The idea behind this kind of arrangement would be to allow the facility to qualify for production tax credits under the Inflation Reduction Act while requiring no direct financial investment from CATL.
The pushback from Youngkin matches that from the Chinese side: Bloomberg reported that the Chinese government is discouraging investments in the U.S. by CATL, which paused plans this summer to establish a new facility in North America after House Speaker Nancy Pelosi’s trip to Taiwan.
A CATL spokesperson told Bloomberg that it is not true that the Chinese government is discouraging it to invest in the U.S., and that the company “is still deliberating on investing in the US, and we have not made the decision yet. There are multiple models being discussed regarding our investment in the US, and all of those choices are purely based on and only based on business concerns.”
This level of public back-and-forth about an economic development project that seems far from becoming any kind of reality is unusual, to say the least, given the tight-lipped secrecy typically afforded to such ventures.
That’s no doubt because of the politics involved, including, for Youngkin, his cockamamie idea that he might somehow be a legitimate contender for the 2024 Republican presidential nomination.

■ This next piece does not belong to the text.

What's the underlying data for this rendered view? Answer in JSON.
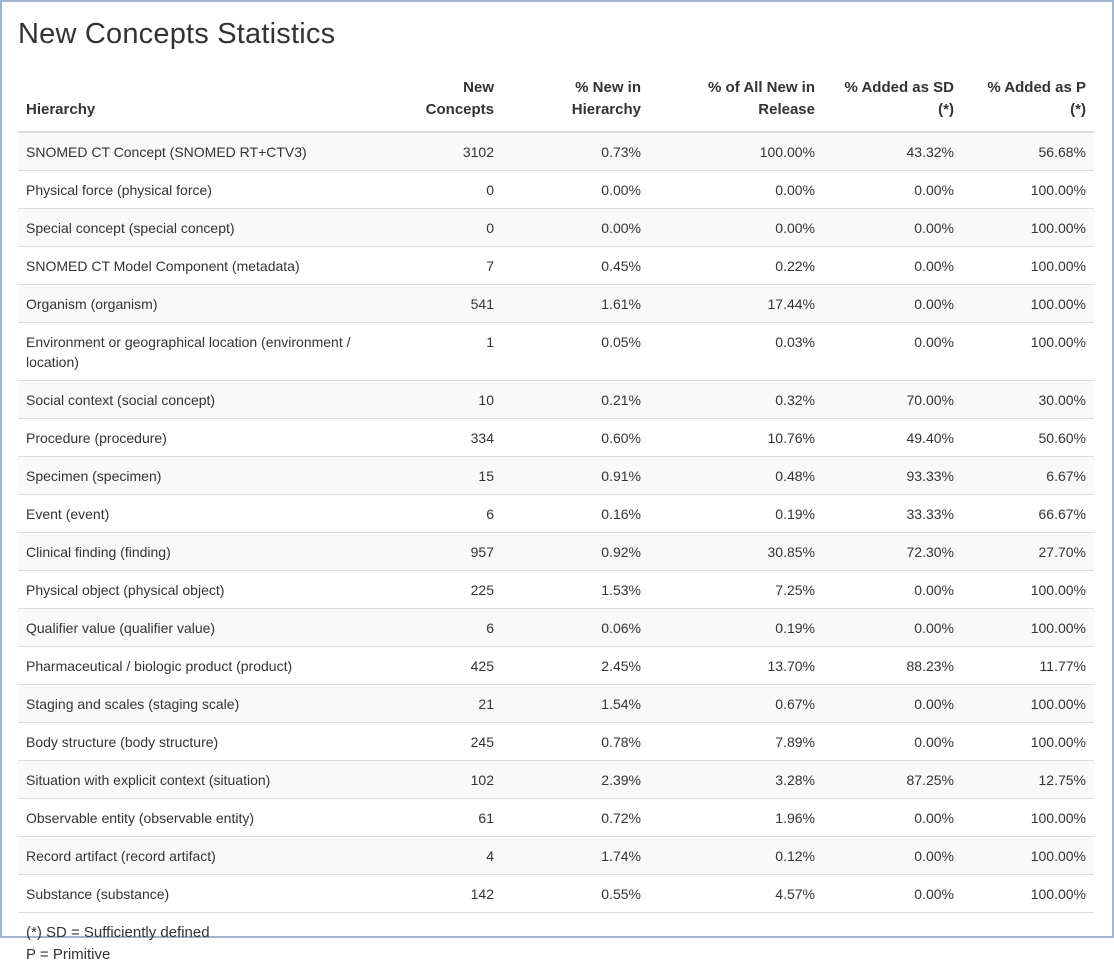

In the effort to buttress his foreign policy bona fides, Youngkin, in his State of the Commonwealth address, made sure to come across as borderline obsessed about China, issuing a dire warning on “the ever-growing threat that the Chinese Communist Party poses to our national security, our privacy and our way of life in Virginia,” and advising that “Virginians should also be wary of Chinese Communist intrusion into Virginia’s economy.”
This from a guy who, as the Virginia Mercury story noted, was up front after his speech to lawmakers that he is “uniquely positioned to understand how the Chinese Communist Party works” because of the job that he had before he ran for governor, as co-CEO of the Carlyle Group, a private equity firm that has invested heavily in China.
One question for Youngkin, whose net worth is reportedly in the range of $470 million, according to Forbes: how much of your personal fortune comes from those investments in China?
Maybe that’s why Trump’s needles struck a nerve back in November.